La Rule 8 continua elencando quei comportamenti non consentiti che,
di conseguenza, violano i principi generali:
- avvicinare le persone in strada, nei punti di ingresso, in ospedale o
presso il luogo di un incidente; non sono consentiti nemmeno gli
approcci fatti per condurre un sondaggio che prevede la raccolta di
informazioni di potenziali clienti, o in qualsiasi altro modo possa
promuovere lo studio legale;
- consentire a terzi di praticare quelle promozioni contrarie ai principi
generali;
- pubblicizzare un costo stimato che si piazza ad un livello
irrealisticamente basso;
- descrivere le spese generali dello studio come erogazioni negli
annunci;
- pubblicizzare un costo fisso o stimato senza chiarire che se ci fossero
spese aggiuntive queste verrebbero addebitate;
- utilizzare nel nome o nella descrizione dello studio la parola
"solicitor(s)" senza che nessuno dei componenti sia un avvocato;
- pubblicizzare la società o lo studio in modo da far credere che i
servizi forniti da altri siano erogati dalla stessa società o azienda;
- produrre informazioni fuorvianti sullo stato professionale di qualsiasi
dirigente o dipendente dello studio legale;
La norma si chiude dicendo che deve essere letta congiuntamente alla
Rule 1 (Client care) e alla Rule 9 (Fee sharing and referrals).
Altre regole, un po' più particolari, sono contenute nel Code for
Advocacy, che fanno riferimento a quei solicitors esercitano il right of
audience (ossia il diritto di patrocinare): la sect. 3.3. della Parte III di
questo codice è, in sostanza, molto simile alla sect. 709 del Code of
Conduct, che si occupa, come abbiamo visto, dei barristers.
Nel Regno Unito è particolarmente elevata l'informazione
pubblicitaria praticata online: ad esempio, esiste un sito
(www.takelegaladvice.com) che permette agli avvocati di rendere note
le materie che trattano e la tipologia di clienti a cui si rivolgono
nonché i prezzi dei servizi che vengono offerti.
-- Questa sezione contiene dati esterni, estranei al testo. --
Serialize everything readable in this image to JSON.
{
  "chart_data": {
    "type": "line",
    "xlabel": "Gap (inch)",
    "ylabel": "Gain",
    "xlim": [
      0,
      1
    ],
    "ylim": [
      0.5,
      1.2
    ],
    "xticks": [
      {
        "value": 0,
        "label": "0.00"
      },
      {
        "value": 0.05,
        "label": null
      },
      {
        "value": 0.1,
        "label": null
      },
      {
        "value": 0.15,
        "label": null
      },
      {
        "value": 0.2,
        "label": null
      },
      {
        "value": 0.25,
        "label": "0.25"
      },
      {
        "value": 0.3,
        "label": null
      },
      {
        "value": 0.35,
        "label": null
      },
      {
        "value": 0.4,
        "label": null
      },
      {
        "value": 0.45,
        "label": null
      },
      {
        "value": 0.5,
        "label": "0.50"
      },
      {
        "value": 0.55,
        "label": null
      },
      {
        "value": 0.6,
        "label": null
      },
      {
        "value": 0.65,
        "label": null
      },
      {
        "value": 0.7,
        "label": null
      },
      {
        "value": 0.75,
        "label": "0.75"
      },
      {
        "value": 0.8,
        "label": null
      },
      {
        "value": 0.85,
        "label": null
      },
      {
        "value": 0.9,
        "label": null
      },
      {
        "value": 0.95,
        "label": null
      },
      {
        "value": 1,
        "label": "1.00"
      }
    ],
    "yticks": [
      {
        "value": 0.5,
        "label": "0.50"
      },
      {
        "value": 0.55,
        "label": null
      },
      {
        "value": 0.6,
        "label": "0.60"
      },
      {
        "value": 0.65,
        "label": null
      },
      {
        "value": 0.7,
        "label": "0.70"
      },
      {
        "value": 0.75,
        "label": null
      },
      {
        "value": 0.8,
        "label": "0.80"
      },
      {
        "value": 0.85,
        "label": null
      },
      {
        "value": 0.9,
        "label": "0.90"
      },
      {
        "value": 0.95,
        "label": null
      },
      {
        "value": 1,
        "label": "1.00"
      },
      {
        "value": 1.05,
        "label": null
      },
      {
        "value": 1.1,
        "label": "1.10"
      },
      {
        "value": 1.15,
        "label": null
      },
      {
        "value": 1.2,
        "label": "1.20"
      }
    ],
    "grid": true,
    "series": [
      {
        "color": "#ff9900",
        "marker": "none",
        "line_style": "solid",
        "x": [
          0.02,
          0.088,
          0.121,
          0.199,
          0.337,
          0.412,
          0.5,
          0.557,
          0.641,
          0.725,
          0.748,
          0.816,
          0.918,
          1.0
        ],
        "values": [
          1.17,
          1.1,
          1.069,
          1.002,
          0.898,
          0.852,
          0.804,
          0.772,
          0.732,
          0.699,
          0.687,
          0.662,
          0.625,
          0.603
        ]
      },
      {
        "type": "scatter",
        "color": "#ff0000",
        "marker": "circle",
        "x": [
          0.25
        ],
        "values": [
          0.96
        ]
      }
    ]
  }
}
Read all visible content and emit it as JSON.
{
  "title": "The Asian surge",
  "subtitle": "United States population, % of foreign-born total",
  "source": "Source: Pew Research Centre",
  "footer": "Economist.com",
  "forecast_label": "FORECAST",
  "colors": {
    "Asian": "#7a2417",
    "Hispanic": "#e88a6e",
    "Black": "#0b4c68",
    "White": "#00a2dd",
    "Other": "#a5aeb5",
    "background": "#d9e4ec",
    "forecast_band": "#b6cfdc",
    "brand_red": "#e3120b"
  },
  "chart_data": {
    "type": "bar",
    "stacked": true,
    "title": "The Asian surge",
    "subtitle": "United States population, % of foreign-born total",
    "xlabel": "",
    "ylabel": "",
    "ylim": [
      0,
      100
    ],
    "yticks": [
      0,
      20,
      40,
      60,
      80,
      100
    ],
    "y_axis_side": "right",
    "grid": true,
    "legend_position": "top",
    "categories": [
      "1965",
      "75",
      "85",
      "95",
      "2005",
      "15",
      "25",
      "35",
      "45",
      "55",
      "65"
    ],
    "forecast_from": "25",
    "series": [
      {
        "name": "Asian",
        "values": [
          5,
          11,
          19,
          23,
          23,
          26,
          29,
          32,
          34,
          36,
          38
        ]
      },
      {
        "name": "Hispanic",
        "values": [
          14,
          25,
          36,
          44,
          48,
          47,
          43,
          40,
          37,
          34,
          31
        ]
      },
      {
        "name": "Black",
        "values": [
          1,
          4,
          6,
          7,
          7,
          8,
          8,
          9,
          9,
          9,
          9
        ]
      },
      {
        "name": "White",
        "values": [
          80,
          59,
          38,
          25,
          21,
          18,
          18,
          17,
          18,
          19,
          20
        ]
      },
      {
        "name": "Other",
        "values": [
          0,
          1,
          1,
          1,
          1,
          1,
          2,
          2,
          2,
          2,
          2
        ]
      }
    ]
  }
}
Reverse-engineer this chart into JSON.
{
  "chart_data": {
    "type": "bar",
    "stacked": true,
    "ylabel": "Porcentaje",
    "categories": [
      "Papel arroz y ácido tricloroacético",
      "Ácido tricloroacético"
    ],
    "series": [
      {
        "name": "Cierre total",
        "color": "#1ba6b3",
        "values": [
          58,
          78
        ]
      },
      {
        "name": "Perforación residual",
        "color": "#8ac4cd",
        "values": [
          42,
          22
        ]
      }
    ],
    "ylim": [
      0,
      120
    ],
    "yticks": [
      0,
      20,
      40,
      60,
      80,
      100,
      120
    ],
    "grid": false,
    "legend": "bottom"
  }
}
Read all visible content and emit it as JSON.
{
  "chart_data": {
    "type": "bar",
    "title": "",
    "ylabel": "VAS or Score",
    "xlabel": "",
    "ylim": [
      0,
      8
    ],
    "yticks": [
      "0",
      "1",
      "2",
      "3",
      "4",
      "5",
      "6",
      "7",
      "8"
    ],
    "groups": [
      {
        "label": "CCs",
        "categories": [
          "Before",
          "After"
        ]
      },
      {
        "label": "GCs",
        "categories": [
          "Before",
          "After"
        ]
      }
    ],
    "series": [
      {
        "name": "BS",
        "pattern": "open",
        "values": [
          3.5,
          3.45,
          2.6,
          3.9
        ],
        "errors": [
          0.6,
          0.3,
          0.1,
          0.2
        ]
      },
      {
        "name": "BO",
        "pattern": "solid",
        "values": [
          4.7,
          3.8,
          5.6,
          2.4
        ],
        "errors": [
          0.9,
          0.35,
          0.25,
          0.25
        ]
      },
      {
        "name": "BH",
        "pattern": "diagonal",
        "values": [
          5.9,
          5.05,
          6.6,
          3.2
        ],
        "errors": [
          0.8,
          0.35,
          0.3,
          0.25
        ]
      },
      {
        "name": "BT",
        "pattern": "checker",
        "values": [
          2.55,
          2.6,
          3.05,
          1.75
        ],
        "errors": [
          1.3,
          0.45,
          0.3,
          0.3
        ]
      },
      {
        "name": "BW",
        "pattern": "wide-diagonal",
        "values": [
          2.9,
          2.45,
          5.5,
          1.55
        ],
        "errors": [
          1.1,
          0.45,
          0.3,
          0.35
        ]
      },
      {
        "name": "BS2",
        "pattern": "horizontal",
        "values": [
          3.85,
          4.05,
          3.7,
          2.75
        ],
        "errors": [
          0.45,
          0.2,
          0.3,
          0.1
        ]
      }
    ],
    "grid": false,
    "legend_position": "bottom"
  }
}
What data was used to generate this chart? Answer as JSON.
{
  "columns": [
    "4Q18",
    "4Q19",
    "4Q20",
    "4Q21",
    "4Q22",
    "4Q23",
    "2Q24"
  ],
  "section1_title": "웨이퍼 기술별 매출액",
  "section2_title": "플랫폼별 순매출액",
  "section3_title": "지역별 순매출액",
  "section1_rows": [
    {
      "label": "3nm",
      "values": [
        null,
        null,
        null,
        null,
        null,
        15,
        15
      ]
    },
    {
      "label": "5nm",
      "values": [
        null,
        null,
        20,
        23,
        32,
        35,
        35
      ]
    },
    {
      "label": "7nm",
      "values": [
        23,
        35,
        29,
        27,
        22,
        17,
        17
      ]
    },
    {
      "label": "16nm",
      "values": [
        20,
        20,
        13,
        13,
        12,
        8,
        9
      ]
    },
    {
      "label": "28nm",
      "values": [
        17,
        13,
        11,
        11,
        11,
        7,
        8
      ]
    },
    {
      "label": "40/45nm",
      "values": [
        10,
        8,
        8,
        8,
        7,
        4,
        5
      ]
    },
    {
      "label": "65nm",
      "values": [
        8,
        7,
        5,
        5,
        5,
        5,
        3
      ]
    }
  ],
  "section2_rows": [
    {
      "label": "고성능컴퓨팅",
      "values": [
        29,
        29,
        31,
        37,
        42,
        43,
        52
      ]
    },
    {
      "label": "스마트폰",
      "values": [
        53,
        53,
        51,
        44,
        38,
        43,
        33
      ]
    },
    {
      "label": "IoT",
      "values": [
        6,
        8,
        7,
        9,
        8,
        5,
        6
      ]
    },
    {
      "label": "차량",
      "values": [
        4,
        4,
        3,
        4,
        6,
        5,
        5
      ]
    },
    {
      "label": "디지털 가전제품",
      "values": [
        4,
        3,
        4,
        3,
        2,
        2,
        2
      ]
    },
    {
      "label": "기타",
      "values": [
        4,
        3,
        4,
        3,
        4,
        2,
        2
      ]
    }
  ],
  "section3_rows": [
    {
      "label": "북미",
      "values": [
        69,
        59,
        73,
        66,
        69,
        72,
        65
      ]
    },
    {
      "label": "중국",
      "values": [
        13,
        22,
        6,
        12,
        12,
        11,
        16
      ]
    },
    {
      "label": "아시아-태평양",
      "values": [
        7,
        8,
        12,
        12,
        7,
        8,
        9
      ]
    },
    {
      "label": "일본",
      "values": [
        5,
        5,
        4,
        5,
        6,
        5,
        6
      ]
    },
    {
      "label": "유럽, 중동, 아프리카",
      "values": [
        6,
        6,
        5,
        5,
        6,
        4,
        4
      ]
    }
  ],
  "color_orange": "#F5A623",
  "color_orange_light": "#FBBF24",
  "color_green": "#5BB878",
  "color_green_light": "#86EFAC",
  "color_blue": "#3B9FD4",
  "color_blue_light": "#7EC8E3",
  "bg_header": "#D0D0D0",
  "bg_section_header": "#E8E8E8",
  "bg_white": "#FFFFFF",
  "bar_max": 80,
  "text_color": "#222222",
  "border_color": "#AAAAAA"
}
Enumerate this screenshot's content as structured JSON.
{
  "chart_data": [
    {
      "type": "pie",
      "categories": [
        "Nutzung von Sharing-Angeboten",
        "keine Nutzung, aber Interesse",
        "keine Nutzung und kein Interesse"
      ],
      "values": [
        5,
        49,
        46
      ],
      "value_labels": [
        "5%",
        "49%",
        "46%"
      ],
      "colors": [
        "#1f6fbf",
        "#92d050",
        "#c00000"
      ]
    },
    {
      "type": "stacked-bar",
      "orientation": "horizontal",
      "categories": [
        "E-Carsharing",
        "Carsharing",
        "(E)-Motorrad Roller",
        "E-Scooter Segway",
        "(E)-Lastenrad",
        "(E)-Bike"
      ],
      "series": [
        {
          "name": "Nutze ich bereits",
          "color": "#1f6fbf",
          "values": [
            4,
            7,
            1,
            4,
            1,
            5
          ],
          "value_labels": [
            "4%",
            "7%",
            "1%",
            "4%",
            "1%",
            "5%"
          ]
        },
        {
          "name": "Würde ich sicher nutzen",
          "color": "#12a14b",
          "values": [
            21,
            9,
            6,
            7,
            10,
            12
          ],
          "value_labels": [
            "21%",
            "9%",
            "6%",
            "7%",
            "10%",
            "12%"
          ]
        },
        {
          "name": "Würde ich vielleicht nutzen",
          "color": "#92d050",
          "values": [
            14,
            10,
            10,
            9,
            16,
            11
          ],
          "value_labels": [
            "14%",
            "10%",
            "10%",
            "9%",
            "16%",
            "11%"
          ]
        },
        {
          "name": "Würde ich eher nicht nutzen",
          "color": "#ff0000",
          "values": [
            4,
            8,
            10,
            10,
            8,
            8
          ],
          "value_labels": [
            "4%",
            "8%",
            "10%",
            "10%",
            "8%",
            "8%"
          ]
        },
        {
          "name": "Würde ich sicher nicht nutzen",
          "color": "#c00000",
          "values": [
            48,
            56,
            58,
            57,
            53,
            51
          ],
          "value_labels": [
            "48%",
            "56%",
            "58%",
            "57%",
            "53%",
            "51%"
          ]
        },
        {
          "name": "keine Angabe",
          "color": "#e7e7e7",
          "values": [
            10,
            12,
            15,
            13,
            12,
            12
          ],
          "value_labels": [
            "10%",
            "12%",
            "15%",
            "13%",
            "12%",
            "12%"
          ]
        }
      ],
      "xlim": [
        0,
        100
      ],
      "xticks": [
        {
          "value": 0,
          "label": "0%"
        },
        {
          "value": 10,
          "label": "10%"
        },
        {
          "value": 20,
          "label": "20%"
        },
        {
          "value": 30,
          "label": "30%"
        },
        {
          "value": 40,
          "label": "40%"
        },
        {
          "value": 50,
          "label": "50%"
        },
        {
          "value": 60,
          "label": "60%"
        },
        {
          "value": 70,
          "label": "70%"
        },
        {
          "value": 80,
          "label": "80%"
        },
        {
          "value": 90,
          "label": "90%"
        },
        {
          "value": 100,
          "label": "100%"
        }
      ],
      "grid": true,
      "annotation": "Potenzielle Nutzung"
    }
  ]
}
4.5. La pubblicità professionale nell'Unione Europea
L'indirizzo dell'Unione in tema di pubblicità informativa è già emerso
nei capitoli precedenti, in parte dagli estratti della c.d. Direttiva
servizi, in parte dalla giurisprudenza della Corte di Giustizia: degne di
nota sono sicuramente le conclusioni dell'avvocato generale Philippe
Léger nel caso Wouters (nel quale era stata posta alla Corte la
possibile estensione ai professionisti della qualifica di imprese che
presentano servizio di interesse economico generale) che asseriscono
che "la pubblicità professionale consente di accrescere l'informazione
degli utenti e di contribuire alla scelta del professionista ritenuto più
valido. Ne consegue che la predisposizione di divieti di pubblicità
professionale, in ogni caso limitativi del livello di concorrenza nel
mercato, potrà dirsi legittima solo se assolutamente necessaria a
39
salvaguardare la dignità e il decoro della professione" . Inoltre a
livello europeo esiste un organo, il Consiglio degli Ordini Forensi
Europei (CCBE), che ha come scopo quello di garantire la
rappresentanza degli ordini forensi che ne fanno parte «in tutte le
questioni di comune interesse in merito all’esercizio dell’avvocatura,
al rispetto dello Stato di Diritto e alla corretta amministrazione della
giustizia nonché agli sviluppi rilevanti del diritto, sia a livello europeo
che internazionale» (articolo III 1.a. dello Statuto del CCBE).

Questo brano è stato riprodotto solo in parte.